L’interdiction de l’exercice du commerce ambulant dans certains secteurs réservés aux piétons, limitée à une période de l’année, à certains jours et certaines heures, a été jugée adaptée aux circonstances de temps et de lieu et ne soumettant pas les intéressés à des contraintes autres que celles qu’impose le respect du bon ordre, de la sécurité et de la tranquillité de piétons dont l’affluence est importance aux jours et lieux visés par l’arrêté municipal (CE, 25 janvier 1980, n°14260 ; CE, 11 décembre 1985, Ville d’Annecy, n°67115).
De même, l’arrêté municipal qui interdit le commerce ambulant dans certains quartiers d’une ville touristique, dès lors que cette interdiction est motivée par l’agrément, la sécurité et la commodité des touristes est légal, les commerçants en question conservant la possibilité d’exercer leur activité dans d’autres secteurs également fréquentés par les touristes (CE, 23 septembre 1991, Commune de Saint-Jean-de-Luz, n°87629).
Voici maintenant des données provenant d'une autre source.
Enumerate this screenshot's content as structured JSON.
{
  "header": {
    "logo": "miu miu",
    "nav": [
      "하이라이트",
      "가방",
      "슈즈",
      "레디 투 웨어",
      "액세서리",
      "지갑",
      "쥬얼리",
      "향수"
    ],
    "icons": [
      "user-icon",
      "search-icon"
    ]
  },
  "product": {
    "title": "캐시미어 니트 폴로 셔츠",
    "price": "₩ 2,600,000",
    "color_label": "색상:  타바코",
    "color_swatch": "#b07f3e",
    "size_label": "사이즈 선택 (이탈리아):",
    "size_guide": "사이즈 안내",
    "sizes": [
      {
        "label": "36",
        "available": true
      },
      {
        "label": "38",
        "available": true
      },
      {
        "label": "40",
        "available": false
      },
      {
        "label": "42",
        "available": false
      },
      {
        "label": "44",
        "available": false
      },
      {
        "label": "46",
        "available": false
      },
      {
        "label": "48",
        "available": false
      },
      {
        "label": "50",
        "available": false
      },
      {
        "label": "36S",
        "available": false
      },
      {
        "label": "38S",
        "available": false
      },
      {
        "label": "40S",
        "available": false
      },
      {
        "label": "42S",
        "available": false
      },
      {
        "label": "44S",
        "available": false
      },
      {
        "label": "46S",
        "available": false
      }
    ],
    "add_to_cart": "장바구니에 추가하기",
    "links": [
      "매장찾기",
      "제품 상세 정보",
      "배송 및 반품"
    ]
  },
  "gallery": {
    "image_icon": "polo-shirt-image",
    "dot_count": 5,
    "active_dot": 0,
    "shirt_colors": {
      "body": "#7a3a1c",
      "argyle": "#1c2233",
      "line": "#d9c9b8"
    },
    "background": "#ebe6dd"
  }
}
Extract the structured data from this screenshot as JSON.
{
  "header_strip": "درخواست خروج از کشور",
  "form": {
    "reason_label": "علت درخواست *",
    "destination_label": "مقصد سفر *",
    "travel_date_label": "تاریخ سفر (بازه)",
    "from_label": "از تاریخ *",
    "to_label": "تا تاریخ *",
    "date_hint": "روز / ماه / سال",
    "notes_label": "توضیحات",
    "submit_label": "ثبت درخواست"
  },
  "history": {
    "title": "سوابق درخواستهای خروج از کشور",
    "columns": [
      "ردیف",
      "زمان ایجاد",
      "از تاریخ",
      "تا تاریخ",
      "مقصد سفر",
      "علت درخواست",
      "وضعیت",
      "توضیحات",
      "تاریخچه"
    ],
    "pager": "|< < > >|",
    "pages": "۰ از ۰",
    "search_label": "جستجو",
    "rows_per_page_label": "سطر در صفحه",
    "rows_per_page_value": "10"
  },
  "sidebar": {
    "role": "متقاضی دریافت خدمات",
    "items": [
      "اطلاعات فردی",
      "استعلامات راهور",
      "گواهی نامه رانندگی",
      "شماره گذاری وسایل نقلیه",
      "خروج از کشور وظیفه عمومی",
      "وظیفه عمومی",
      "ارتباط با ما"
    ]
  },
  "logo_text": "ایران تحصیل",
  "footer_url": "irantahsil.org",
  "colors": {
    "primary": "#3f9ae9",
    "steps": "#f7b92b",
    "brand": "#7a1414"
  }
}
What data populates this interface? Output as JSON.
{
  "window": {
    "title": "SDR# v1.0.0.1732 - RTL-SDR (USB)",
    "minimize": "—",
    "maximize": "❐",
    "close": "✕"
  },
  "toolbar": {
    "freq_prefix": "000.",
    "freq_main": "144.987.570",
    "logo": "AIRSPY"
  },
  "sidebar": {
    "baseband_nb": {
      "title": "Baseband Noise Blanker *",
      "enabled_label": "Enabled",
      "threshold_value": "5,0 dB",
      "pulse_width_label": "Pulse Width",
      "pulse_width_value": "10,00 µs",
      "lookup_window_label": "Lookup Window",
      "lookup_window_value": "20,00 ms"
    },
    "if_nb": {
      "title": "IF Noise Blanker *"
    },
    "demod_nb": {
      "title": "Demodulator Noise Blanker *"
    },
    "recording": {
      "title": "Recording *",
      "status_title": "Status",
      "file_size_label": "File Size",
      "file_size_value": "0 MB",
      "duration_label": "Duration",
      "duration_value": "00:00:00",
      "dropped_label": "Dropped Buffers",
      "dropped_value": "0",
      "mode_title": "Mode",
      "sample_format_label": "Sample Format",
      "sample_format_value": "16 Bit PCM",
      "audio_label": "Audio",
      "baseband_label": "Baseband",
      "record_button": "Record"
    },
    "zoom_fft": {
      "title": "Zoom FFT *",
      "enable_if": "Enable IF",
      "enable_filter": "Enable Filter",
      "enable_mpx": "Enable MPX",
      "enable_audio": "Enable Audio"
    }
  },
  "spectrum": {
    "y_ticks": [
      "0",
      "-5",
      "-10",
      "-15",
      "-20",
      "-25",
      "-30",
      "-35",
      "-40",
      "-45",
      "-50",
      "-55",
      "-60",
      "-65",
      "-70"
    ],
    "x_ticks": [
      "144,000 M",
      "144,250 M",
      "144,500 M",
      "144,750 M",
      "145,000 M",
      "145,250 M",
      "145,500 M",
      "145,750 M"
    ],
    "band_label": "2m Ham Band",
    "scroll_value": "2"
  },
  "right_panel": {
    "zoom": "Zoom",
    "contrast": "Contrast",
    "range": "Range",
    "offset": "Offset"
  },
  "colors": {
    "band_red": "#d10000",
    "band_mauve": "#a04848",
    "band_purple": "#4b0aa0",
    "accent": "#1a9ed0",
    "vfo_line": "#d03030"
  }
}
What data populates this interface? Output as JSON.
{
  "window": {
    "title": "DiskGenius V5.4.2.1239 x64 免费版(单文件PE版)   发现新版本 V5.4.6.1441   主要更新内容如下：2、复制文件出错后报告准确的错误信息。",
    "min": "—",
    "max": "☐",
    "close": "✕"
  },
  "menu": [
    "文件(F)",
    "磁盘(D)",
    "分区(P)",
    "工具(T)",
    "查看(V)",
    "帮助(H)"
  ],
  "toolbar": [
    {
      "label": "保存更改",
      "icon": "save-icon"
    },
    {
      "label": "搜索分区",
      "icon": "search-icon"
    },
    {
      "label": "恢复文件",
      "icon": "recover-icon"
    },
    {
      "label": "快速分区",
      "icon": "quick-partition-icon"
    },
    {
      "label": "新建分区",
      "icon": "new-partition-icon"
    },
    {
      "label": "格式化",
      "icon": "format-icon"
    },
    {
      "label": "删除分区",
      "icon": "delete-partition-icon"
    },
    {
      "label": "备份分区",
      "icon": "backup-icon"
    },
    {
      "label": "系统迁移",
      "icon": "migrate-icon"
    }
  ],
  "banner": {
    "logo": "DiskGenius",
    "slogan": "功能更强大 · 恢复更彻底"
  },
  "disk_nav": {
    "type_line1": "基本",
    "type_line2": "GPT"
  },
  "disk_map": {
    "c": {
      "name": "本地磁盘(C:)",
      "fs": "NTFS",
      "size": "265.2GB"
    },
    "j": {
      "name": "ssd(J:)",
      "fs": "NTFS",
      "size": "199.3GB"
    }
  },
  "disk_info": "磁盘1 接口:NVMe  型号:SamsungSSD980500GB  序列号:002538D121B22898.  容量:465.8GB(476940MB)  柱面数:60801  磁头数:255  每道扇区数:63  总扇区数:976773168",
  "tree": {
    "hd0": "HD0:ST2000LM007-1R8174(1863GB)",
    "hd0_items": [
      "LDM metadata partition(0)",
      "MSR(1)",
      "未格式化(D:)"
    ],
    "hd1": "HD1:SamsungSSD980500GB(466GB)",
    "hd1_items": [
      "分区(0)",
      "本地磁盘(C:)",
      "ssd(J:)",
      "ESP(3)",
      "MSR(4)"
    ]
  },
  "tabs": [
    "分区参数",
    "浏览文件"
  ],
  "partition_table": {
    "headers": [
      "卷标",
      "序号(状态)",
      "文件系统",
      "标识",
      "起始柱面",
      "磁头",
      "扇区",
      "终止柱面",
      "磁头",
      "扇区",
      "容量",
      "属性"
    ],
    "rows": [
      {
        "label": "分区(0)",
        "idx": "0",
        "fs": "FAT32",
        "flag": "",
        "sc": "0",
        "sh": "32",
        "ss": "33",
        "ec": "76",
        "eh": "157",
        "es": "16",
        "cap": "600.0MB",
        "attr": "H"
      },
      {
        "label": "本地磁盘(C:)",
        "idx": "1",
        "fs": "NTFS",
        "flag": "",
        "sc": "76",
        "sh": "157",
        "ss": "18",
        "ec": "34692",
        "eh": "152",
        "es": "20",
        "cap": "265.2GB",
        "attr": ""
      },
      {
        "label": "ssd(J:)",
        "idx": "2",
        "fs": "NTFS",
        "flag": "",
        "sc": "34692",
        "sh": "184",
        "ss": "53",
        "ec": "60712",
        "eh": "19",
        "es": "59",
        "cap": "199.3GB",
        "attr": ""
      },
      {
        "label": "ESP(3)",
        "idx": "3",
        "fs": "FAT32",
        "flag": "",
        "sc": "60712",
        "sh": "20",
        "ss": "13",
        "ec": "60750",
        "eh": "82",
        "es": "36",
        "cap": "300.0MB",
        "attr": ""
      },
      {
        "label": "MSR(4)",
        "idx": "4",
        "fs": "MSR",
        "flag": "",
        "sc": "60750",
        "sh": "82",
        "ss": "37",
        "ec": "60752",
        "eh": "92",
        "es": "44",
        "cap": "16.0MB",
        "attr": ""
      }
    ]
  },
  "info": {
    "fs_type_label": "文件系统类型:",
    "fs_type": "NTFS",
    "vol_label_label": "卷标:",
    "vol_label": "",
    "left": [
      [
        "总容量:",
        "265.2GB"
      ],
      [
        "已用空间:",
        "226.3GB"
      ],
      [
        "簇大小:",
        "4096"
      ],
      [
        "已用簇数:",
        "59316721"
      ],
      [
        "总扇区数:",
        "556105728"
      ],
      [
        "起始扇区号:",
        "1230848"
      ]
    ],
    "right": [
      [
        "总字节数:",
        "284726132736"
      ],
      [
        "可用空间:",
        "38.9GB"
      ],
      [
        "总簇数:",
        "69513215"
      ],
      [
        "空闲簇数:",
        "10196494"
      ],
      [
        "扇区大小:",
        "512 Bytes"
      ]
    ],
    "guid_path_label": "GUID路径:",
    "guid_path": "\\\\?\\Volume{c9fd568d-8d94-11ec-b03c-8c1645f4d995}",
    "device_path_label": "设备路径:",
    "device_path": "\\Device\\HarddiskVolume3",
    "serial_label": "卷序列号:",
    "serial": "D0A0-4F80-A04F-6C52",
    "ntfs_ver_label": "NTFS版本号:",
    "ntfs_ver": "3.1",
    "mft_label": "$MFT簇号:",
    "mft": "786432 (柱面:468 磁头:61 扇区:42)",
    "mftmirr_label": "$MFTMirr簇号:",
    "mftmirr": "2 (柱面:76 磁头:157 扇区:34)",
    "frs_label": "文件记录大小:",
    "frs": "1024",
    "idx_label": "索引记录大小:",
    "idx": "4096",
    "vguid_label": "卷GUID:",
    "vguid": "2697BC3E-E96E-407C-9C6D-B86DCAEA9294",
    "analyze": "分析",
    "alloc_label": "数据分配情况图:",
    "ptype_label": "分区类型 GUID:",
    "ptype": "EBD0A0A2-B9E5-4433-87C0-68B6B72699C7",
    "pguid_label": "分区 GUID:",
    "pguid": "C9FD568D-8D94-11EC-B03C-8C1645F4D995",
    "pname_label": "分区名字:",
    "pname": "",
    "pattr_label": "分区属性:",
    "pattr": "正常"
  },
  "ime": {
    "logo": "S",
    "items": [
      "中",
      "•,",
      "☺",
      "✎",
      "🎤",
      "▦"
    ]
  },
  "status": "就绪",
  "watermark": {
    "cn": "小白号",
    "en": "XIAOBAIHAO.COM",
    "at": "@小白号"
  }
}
En tout état de cause, le maire ne saurait interdire l’exercice du commerce ambulant sur l’ensemble du territoire de la commune sans porter atteinte à la liberté du commerce et de l’industrie (CE, 26 avril 1993, Commune de Méribel, n°101146).

2 – Terrasses de café


Q – Comment le maire attribue-t-il les autorisations d’occupation du domaine public pour les terrasses de café ?


Réponse du Ministère de l’intérieur publiée au JOAN, Q. n° 744, 27 novembre 2012, p. 7001.


« En application de l’article L.2213-6 du Code général des collectivités territoriales (CGCT), le maire peut « moyennant le paiement de droits fixés par un tarif dûment établi, donner des permis de stationnement ou de dépôt temporaire sur la voie publique et autres lieux publics sous réserve que cette autorisation n’entraîne aucune gêne pour la circulation et la liberté du commerce ».
L’installation d’une terrasse de café ne modifiant pas l’assiette de la voie publique, elle n’implique pas la délivrance d’une permission de voirie, mais d’un simple permis de stationnement (CE, 14 juin 1972, n°83682). Le maire est ainsi compétent pour délivrer un permis de stationnement à un commerce pour l’installation d’une terrasse sur le trottoir (CE, 5 octobre 1998, Commune d’Antibes, n°170895).
La délivrance des permis de stationnement relève du pouvoir de police spéciale de la circulation et du stationnement détenu par le maire et, à ce titre, ne nécessite aucune délibération du conseil municipal. En revanche, les montants des droits de stationnement sont déterminés par le conseil municipal.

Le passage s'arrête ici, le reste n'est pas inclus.